Wstaję, a spod moich stóp wydobywają się kłęby pary. Zostawiam po sobie rozrzażone ślady diabelskiej wściekłości. Kurwa-myślę wyjmując kubek. Biorę słoiczek z kawą i cukier. Gotuję wodę. Gładko pójdzie, na pewno – staram się nie zwariować w tym szaleństwie poniedziałkowej nocy. Zalewam proch i po chwili zmienia się w czarną jak smoła wodę. Gapię się chwilę w moją ostatnią deskę ratunku. Dopomóż-zaklinam. Po chwili wrzucam kostki lodu i wypijam płyn. Mija jakieś 40 sekund. Najszybciej wypita kawa w całym moim życiu. Teraz tylko czekać na efekty.
Krążę nerwowo po kuchni. Myślę. Czekam. Wreszcie czuję delikatne bulgotanie w żołądku. Za chwilę mrowienie i ściskanie. Zaraz będzie po wszystkim – czuję, że zaczynam odpuszczać. Kieruje swe kroki
w stronę łazienki.
Telefony, telefony…
Zasiadam na tronie. Jak królowa. Powieki opadają mi ze zmęczenia. Najwyżej zasnę. To jest ten moment…Nie wierzę w to co widzę… Moje ciało przeczyszczone zostało chyba kompletnie, a sprawcy mojego podniecenia nie ma! To się nie dzieję na prawdę.

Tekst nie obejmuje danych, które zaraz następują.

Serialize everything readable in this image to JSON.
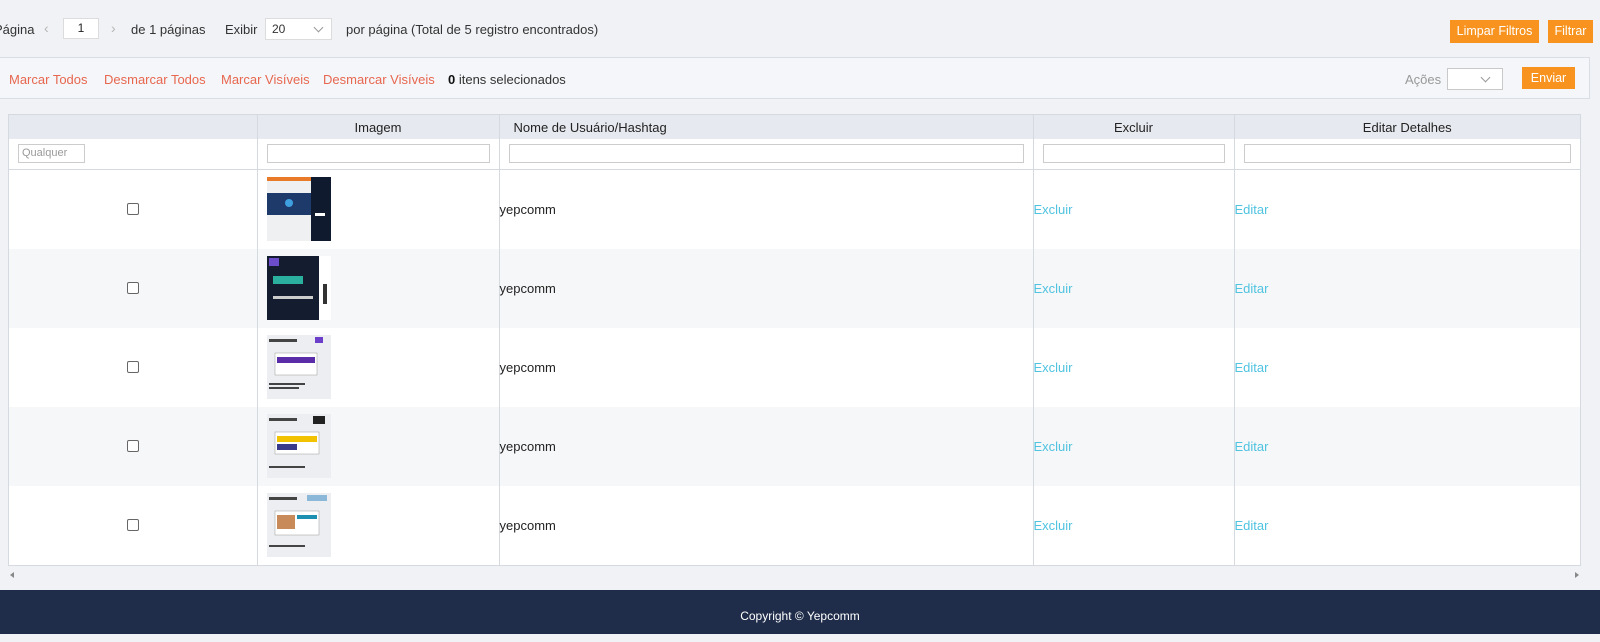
{
  "pager": {
    "page_label": "Página",
    "page_value": "1",
    "of_pages": "de 1 páginas",
    "show_label": "Exibir",
    "per_page_value": "20",
    "per_page_text": "por página (Total de 5 registro encontrados)",
    "clear_filters": "Limpar Filtros",
    "filter": "Filtrar"
  },
  "actions": {
    "mark_all": "Marcar Todos",
    "unmark_all": "Desmarcar Todos",
    "mark_visible": "Marcar Visíveis",
    "unmark_visible": "Desmarcar Visíveis",
    "selected_count": "0",
    "selected_text": " itens selecionados",
    "acoes_label": "Ações",
    "acoes_value": "",
    "send": "Enviar"
  },
  "table": {
    "columns": [
      "",
      "Imagem",
      "Nome de Usuário/Hashtag",
      "Excluir",
      "Editar Detalhes"
    ],
    "any_placeholder": "Qualquer",
    "rows": [
      {
        "user": "yepcomm",
        "delete": "Excluir",
        "edit": "Editar"
      },
      {
        "user": "yepcomm",
        "delete": "Excluir",
        "edit": "Editar"
      },
      {
        "user": "yepcomm",
        "delete": "Excluir",
        "edit": "Editar"
      },
      {
        "user": "yepcomm",
        "delete": "Excluir",
        "edit": "Editar"
      },
      {
        "user": "yepcomm",
        "delete": "Excluir",
        "edit": "Editar"
      }
    ]
  },
  "footer": {
    "copyright": "Copyright © Yepcomm"
  },
  "colors": {
    "accent_orange": "#f7931e",
    "link_red": "#e8674f",
    "link_cyan": "#4fc3e0",
    "footer_bg": "#1f2d4a"
  }
}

Znów biorę telefon i wystukuje numer. Tym razem odbiera facet. Powoli, już bez śmiechu zadaję pytanie co zrobić, w przypadku, gdy coś utkwiło w odbycie. Tak, żeby było profesjonalnie. Znużonym, sennym głosem radzi jechać na pogotowie. W oparach absurdu widzę resztki swoich sił. Fizycznych i psychicznych. Łamiącym i ściszonym głosem, pytam co jeśli nie dam rady dziś dojechać, bo zepsuł mi się samochód. Moje ucho wychwytuje dźwięk długopisu stukujacego o blat.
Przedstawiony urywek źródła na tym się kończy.